JOURNAL ARTICLE

Mobile Versus Fixed Deployment of Automated External Defibrillators in Rural EMS

R Darrell Nelson, William Bozeman, Greg Collins, Brian Booe, Todd Baker, Roy Alson
Prehospital and Disaster Medicine 2015, 30 (2): 152-4
25723750

INTRODUCTION: There is no consensus on where automated external defibrillators (AEDs) should be placed in rural communities to maximize impact on survival from cardiac arrest. In the community of Stokes County, North Carolina (USA) the Emergency Medical Services (EMS) system promotes cardiopulmonary resuscitation (CPR) public education and AED use with public access defibrillators (PADs) placed mainly in public schools, churches, and government buildings.

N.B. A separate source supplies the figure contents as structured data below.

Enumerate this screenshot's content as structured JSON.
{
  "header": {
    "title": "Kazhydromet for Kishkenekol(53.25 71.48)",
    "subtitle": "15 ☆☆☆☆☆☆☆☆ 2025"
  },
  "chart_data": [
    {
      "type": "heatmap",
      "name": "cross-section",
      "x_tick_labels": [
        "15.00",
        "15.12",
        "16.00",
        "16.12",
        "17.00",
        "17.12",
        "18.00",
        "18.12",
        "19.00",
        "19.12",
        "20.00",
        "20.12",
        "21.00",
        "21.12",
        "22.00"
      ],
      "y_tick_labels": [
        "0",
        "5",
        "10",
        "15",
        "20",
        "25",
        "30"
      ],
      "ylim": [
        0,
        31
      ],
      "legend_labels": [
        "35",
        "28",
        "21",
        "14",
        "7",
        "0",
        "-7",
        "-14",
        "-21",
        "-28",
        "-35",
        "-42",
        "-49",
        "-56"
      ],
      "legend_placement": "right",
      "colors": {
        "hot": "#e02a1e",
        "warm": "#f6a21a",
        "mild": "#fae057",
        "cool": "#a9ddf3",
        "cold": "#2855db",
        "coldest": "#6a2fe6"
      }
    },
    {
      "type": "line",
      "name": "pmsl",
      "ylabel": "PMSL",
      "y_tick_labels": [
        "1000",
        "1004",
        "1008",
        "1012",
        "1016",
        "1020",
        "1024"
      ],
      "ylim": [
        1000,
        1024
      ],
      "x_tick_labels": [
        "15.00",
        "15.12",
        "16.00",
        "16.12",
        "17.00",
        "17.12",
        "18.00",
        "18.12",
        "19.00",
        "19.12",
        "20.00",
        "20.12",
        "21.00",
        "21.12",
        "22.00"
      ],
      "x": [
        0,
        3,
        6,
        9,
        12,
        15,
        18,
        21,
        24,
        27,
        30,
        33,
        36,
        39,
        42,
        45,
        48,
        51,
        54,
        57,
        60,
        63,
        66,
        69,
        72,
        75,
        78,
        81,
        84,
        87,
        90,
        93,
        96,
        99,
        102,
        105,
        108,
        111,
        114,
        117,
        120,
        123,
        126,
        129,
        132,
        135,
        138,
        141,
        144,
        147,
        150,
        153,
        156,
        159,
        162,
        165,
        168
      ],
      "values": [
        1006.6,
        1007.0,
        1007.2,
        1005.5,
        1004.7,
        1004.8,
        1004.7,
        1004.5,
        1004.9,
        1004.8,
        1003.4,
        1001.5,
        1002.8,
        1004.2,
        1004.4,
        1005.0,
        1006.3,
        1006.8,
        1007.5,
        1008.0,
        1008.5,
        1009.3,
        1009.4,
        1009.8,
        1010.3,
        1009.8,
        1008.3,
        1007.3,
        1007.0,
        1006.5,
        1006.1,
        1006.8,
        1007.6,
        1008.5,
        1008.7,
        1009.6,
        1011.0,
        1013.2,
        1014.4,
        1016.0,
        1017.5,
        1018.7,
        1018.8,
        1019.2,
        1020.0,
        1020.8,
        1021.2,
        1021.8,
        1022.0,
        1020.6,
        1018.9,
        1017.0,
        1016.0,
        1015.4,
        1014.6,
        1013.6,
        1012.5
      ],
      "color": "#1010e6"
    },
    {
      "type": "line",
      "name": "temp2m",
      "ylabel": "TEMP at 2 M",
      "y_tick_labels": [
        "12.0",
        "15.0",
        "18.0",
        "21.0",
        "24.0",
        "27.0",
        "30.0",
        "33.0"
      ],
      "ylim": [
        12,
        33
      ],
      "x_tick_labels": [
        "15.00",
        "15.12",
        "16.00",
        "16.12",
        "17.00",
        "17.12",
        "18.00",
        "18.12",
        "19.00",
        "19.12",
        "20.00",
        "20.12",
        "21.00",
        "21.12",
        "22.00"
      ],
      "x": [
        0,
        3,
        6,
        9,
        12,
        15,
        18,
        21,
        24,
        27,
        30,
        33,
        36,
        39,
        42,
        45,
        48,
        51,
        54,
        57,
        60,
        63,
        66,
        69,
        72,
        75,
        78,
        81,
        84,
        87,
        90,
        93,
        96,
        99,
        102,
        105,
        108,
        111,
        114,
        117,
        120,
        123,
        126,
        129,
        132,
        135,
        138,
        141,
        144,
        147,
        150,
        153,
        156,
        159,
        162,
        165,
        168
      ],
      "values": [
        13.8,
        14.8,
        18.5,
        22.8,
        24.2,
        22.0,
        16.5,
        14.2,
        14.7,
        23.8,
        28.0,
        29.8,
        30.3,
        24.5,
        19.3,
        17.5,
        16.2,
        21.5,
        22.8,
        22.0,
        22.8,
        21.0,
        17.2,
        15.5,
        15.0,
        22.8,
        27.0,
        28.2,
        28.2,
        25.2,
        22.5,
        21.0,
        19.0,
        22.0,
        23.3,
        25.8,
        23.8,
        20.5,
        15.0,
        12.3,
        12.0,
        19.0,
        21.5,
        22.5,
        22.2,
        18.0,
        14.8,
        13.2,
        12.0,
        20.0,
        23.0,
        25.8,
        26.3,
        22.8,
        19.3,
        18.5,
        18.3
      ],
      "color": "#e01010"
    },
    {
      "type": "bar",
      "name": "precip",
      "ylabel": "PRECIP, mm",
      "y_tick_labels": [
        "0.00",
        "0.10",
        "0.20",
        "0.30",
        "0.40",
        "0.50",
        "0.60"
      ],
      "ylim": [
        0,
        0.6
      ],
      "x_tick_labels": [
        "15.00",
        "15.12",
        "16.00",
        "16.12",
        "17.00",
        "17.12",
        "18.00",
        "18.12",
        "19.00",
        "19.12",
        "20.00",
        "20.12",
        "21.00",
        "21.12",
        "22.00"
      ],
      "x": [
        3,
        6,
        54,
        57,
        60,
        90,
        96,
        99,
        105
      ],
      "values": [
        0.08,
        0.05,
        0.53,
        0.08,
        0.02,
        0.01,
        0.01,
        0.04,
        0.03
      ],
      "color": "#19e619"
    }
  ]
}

HYPOTHESIS/PROBLEM: This study tested the utilization of AEDs assigned to first responders (FRs) in their private-owned-vehicle (POV) compared to AEDs in fixed locations.

METHODS: The authors performed a prospective, observational study measuring utilization of AEDs carried by FRs in their POV compared to utilization of AEDs in fixed locations. Automated external defibrillator utilization is activation with pads placed on the patient and analysis of heart rhythm to determine if shock/no-shock is indicated. The Institutional Review Board of Wake Forest University Baptist Health System approved the study and written informed consent was waived. The study began on December 01, 2012 at midnight and ended on December 01, 2013 at midnight.

RESULTS: During the 12-month study period, 81 community AEDs were in place, 66 in fixed locations and 15 assigned to FRs in their POVs. No utilizations of the 66 fixed location AEDs were reported (0.0 utilizations/AED/year) while 19 utilizations occurred in the FR POV AED study group (1.27 utilizations/AED/year; P<.0001). Odds ratio of using a FR POV located AED was 172 times more likely than using a community fixed-location AED in this rural community. Discussion Placing AEDs in a rural community poses many challenges for optimal utilization in terms of cardiac arrest occurrences. Few studies exist to direct rural community efforts in placing AEDs where they can be most effective, and it has been postulated that placing them directly with FRs may be advantageous.

CONCLUSIONS: In this rural community, the authors found that placing AED devices with FRs in their POVs resulted in a statistically significant increase in utilizations over AED fixed locations.